Route | CIDR value | Subnet Mask | Network ID | Broadcast ID | Block Size |
---|---|---|---|---|---|
10.0.0.0/23 | 23 | 255.255.254.0 | 10.0.0.0 | 10.0.1.255 | 512 |
10.0.2.0/24 | 24 | 255.255.255.0 | 10.0.2.0 | 10.0.2.255 | 256 |
10.0.3.0/25 | 25 | 255.255.255.128 | 10.0.3.0 | 10.0.3.127 | 128 |
10.0.3.128/26 | 26 | 255.255.255.192 | 10.0.3.128 | 10.0.3.191 | 64 |
10.0.3.192/27 | 27 | 255.255.255.224 | 10.0.3.192 | 10.0.3.223 | 32 |
10.0.3.224/28 | 28 | 255.255.255.240 | 10.0.3.224 | 10.0.3.239 | 16 |
10.0.3.240/30 | 30 | 255.255.255.252 | 10.0.3.240 | 10.0.3.243 | 4 |
10.0.3.244/30 | 30 | 255.255.255.252 | 10.0.3.244 | 10.0.3.247 | 4 |
10.0.3.248/30 | 30 | 255.255.255.252 | 10.0.3.248 | 10.0.3.251 | 4 |
10.0.3.252/30 | 30 | 255.255.255.252 | 10.0.3.252 | 10.0.3.255 | 4 |
Now we check whether the route ID is sequential or not. ID is sequential if the starting address of the next IP address is from the broadcast ending address of the previous route.
Refer to the below image to check whether route IDs are sequential or not
Now sum the block sizes of the above example i.e. 1024. Now we are required to find the block size of the nearest valid block that provides equal or fewer addresses. 1024 block size exactly meets our requirements. The block size of 1024 is given by the subnetting of the /22. For writing the summarized route, write the first route network ID with the summarized route subnet mask and CIDR value.
In our example2, the first route network ID is 10.0.0.0 and the summarized route CIDR value is /22. So, 10.0.0.0/22 is the summarized route of the above example.
Advantages and Disadvantages of Supernetting
Advantages
- Supernetting reduces and controls the traffic on the network
- It also helps in solving the lack of IP address problems.
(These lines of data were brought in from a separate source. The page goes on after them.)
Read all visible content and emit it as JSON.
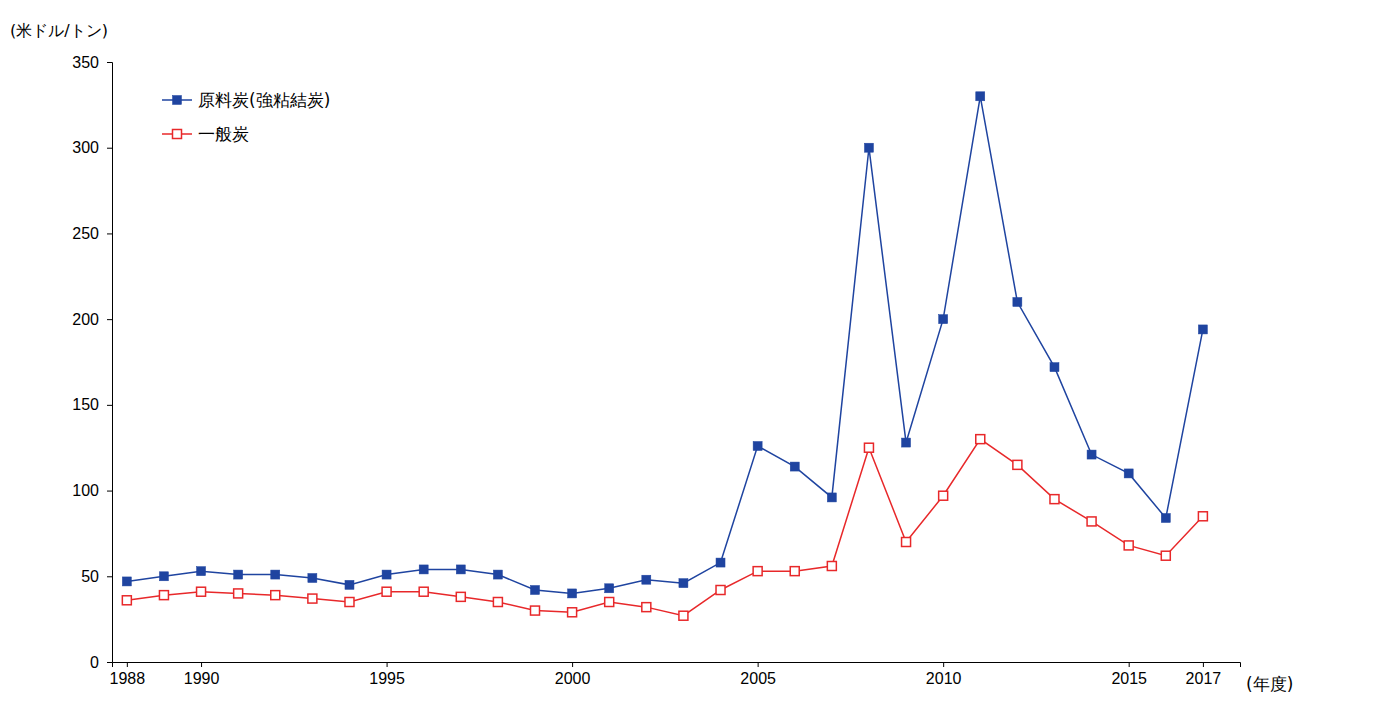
{
  "chart_data": {
    "type": "line",
    "y_label": "(米ドル/トン)",
    "x_label": "(年度)",
    "x": [
      1988,
      1989,
      1990,
      1991,
      1992,
      1993,
      1994,
      1995,
      1996,
      1997,
      1998,
      1999,
      2000,
      2001,
      2002,
      2003,
      2004,
      2005,
      2006,
      2007,
      2008,
      2009,
      2010,
      2011,
      2012,
      2013,
      2014,
      2015,
      2016,
      2017
    ],
    "series": [
      {
        "name": "原料炭(強粘結炭)",
        "color": "#1f44a0",
        "marker": "square",
        "values": [
          47,
          50,
          53,
          51,
          51,
          49,
          45,
          51,
          54,
          54,
          51,
          42,
          40,
          43,
          48,
          46,
          58,
          126,
          114,
          96,
          300,
          128,
          200,
          330,
          210,
          172,
          121,
          110,
          84,
          194
        ]
      },
      {
        "name": "一般炭",
        "color": "#e8282a",
        "marker": "open-square",
        "values": [
          36,
          39,
          41,
          40,
          39,
          37,
          35,
          41,
          41,
          38,
          35,
          30,
          29,
          35,
          32,
          27,
          42,
          53,
          53,
          56,
          125,
          70,
          97,
          130,
          115,
          95,
          82,
          68,
          62,
          85
        ]
      }
    ],
    "xlim": [
      1987.6,
      2018
    ],
    "xticks": [
      1988,
      1990,
      1995,
      2000,
      2005,
      2010,
      2015,
      2017
    ],
    "ylim": [
      0,
      350
    ],
    "yticks": [
      0,
      50,
      100,
      150,
      200,
      250,
      300,
      350
    ],
    "grid": false,
    "legend": "top-left"
  }
}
- Routing table is minimized by the Supernetting.
- By Supernetting, entries of routing information are summarized into a single entry of the routing table which results in a decrement in the size of the routing table; hence Supernetting saves memory space.
Disadvantages
- It is unable to cover different areas of the network when several entries are merged.
- Another disadvantage is that all networks must be in the same class, and every IP address needs to be contiguous.
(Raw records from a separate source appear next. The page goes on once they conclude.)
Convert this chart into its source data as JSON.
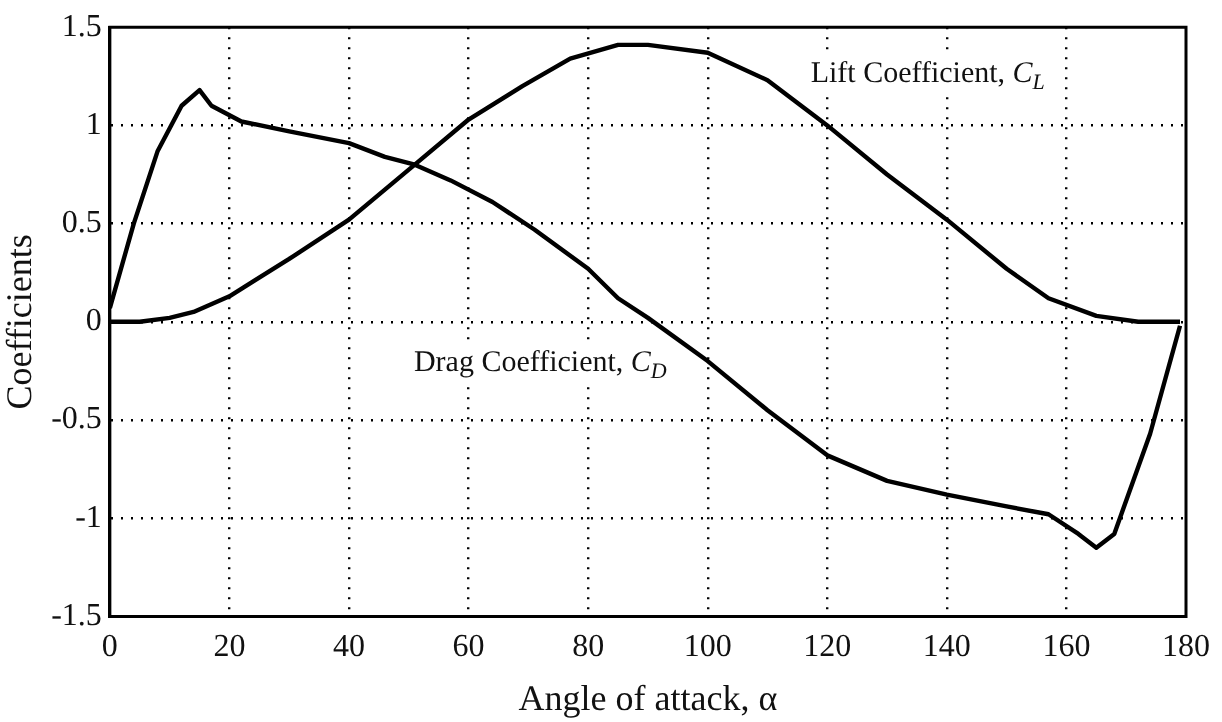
{
  "chart_data": {
    "type": "line",
    "xlabel": "Angle of attack, α",
    "ylabel": "Coefficients",
    "xlim": [
      0,
      180
    ],
    "xticks": [
      0,
      20,
      40,
      60,
      80,
      100,
      120,
      140,
      160,
      180
    ],
    "ylim": [
      -1.5,
      1.5
    ],
    "yticks": [
      -1.5,
      -1,
      -0.5,
      0,
      0.5,
      1,
      1.5
    ],
    "grid": true,
    "legend": false,
    "marker": "none",
    "line_style": "solid",
    "series": [
      {
        "name": "Drag Coefficient, C$_{D}$",
        "color": "#000000",
        "x": [
          0,
          4,
          8,
          12,
          15,
          17,
          22,
          30,
          40,
          46,
          51,
          57,
          64,
          71,
          80,
          85,
          90,
          100,
          110,
          120,
          130,
          140,
          150,
          157,
          162,
          165,
          168,
          174,
          179
        ],
        "values": [
          0.07,
          0.5,
          0.87,
          1.1,
          1.18,
          1.1,
          1.02,
          0.97,
          0.91,
          0.84,
          0.8,
          0.72,
          0.61,
          0.47,
          0.27,
          0.12,
          0.02,
          -0.2,
          -0.45,
          -0.68,
          -0.81,
          -0.88,
          -0.94,
          -0.98,
          -1.08,
          -1.15,
          -1.08,
          -0.57,
          -0.02
        ]
      },
      {
        "name": "Lift Coefficient, C$_{L}$",
        "color": "#000000",
        "x": [
          0,
          5,
          10,
          14,
          20,
          30,
          40,
          51,
          60,
          69,
          77,
          85,
          90,
          100,
          110,
          120,
          130,
          140,
          150,
          157,
          165,
          172,
          179
        ],
        "values": [
          0,
          0,
          0.02,
          0.05,
          0.13,
          0.32,
          0.52,
          0.8,
          1.03,
          1.2,
          1.34,
          1.41,
          1.41,
          1.37,
          1.23,
          1.0,
          0.75,
          0.52,
          0.27,
          0.12,
          0.03,
          0,
          0
        ]
      }
    ]
  }
}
- In Supernetting, block combinations must be in the power of 2 periodically. Suppose there is a requirement of 3 blocks, then 4 number blocks will be assigned.
Conclusion
- Supernetting is performed for aggregating multiple networks into a single network.
- CIDR Value, Network ID, Subnet Mask, Broadcast ID, and Block Size of every route are required for performing the Supernetting.
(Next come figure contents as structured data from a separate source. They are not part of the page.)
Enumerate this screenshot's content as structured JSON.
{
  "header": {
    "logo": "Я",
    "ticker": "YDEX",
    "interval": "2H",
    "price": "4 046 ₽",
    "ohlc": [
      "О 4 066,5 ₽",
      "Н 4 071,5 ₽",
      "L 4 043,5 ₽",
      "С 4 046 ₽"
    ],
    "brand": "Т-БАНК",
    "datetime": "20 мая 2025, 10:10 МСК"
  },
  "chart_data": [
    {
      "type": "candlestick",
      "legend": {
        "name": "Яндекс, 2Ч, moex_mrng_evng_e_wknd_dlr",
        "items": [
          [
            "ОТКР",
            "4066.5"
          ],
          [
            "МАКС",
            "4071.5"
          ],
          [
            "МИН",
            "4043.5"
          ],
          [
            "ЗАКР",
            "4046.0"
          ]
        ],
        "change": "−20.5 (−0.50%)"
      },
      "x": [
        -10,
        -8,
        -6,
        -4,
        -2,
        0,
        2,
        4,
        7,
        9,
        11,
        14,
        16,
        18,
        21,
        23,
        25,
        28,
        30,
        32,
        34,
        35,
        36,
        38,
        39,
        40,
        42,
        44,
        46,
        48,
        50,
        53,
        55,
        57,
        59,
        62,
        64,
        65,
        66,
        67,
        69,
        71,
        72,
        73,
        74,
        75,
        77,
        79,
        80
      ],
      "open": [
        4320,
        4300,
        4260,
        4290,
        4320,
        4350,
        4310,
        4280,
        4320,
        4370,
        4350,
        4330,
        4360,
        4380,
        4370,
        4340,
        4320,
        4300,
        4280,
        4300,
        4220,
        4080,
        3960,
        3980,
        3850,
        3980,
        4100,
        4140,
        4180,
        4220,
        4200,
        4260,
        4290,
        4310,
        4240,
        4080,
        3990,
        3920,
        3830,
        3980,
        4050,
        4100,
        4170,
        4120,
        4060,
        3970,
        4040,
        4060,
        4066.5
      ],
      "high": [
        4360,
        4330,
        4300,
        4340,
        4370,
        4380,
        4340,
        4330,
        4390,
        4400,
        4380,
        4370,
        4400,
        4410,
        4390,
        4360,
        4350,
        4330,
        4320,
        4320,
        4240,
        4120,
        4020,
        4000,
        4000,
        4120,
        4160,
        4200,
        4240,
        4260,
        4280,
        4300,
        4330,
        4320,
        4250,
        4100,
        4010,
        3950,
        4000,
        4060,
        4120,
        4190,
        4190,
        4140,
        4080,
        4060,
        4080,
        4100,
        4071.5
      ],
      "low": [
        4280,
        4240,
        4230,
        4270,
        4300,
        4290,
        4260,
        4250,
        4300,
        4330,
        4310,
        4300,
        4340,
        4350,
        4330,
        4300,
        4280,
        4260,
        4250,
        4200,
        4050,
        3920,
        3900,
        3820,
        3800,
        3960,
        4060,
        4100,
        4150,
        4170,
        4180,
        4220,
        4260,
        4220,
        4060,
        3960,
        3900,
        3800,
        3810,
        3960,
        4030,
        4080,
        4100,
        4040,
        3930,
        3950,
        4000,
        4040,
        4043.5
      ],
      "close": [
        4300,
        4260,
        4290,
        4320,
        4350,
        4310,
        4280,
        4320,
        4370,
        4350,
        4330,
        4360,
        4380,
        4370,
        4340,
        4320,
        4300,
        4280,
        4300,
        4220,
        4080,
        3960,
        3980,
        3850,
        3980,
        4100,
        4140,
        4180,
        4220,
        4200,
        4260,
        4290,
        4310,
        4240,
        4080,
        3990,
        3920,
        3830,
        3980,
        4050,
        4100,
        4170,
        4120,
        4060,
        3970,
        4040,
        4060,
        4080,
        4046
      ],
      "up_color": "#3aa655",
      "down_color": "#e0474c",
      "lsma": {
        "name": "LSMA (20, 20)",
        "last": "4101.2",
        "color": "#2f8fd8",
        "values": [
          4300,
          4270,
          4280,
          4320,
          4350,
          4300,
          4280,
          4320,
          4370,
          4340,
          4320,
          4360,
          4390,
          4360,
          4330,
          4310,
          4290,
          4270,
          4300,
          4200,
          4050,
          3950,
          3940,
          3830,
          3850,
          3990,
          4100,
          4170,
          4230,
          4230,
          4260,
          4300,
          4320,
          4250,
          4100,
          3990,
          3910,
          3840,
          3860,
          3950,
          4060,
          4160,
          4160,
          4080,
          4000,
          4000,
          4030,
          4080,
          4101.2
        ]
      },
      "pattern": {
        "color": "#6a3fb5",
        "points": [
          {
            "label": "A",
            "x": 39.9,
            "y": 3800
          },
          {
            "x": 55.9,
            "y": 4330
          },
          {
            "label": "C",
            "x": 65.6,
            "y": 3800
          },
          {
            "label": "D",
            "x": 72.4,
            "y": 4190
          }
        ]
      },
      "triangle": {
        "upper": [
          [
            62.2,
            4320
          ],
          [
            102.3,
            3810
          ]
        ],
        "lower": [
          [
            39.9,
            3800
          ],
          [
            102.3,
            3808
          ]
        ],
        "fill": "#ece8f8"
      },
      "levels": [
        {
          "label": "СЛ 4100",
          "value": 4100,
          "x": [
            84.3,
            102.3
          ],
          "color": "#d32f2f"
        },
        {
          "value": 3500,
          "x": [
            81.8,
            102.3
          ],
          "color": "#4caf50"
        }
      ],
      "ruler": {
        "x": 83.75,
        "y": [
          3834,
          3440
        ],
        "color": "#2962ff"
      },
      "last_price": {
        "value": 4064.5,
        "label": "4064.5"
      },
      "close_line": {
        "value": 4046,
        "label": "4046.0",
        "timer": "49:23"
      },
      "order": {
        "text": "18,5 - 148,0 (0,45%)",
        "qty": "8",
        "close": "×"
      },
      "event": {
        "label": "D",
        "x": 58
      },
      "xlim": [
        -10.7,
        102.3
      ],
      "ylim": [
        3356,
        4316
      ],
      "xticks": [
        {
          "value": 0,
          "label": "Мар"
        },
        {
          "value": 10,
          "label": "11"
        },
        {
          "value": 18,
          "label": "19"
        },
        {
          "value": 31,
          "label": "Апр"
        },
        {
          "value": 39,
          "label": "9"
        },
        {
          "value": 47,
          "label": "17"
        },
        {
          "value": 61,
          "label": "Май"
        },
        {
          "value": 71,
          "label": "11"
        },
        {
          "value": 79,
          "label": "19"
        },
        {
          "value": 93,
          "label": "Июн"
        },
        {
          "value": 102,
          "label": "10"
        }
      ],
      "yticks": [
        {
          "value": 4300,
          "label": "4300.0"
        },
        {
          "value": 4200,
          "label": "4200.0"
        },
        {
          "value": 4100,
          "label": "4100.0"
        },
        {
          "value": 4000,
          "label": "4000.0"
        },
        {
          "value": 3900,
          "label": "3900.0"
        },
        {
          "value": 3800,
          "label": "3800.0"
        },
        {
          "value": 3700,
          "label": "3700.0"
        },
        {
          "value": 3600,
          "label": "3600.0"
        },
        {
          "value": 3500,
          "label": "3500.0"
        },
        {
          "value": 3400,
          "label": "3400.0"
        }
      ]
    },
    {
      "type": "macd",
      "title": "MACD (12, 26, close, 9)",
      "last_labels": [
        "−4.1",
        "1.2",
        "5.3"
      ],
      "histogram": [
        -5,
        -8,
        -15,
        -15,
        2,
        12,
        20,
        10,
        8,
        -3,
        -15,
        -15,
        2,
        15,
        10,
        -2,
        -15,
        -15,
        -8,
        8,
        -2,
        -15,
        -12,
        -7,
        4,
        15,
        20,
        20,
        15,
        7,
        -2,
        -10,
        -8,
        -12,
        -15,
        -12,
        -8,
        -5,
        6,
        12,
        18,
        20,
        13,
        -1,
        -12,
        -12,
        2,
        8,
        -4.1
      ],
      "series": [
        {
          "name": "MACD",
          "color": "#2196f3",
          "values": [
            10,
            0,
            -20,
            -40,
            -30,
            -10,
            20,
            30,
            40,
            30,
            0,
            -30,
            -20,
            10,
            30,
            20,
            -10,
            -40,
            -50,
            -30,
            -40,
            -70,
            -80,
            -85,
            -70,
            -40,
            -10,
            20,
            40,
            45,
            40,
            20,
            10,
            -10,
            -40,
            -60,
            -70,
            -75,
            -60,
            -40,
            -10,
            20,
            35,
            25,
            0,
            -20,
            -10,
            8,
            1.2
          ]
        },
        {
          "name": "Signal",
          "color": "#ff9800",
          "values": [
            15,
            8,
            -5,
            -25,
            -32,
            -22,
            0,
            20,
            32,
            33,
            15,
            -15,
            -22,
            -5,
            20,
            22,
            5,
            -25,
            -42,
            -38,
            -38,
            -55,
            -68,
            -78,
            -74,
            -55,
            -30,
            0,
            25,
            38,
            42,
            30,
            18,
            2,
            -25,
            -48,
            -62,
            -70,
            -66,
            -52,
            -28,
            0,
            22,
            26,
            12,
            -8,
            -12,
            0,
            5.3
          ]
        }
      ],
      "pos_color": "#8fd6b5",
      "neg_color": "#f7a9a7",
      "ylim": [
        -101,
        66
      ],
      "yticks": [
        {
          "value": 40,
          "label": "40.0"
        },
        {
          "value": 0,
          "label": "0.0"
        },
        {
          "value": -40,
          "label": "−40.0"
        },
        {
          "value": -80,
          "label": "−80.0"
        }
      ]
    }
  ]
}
- Classless Inter-Domain Routing(CIDR) supported Routing protocols are the requirement of Supernetting.
- Contiguous, Same Size, and Divisibility are the three rules that must be satisfied for performing the Supernetting.
- One reason for doing Supernetting is to reduce the routing table size, thus saving memory.
- For Supernetting, all the networks are to be required in the same class.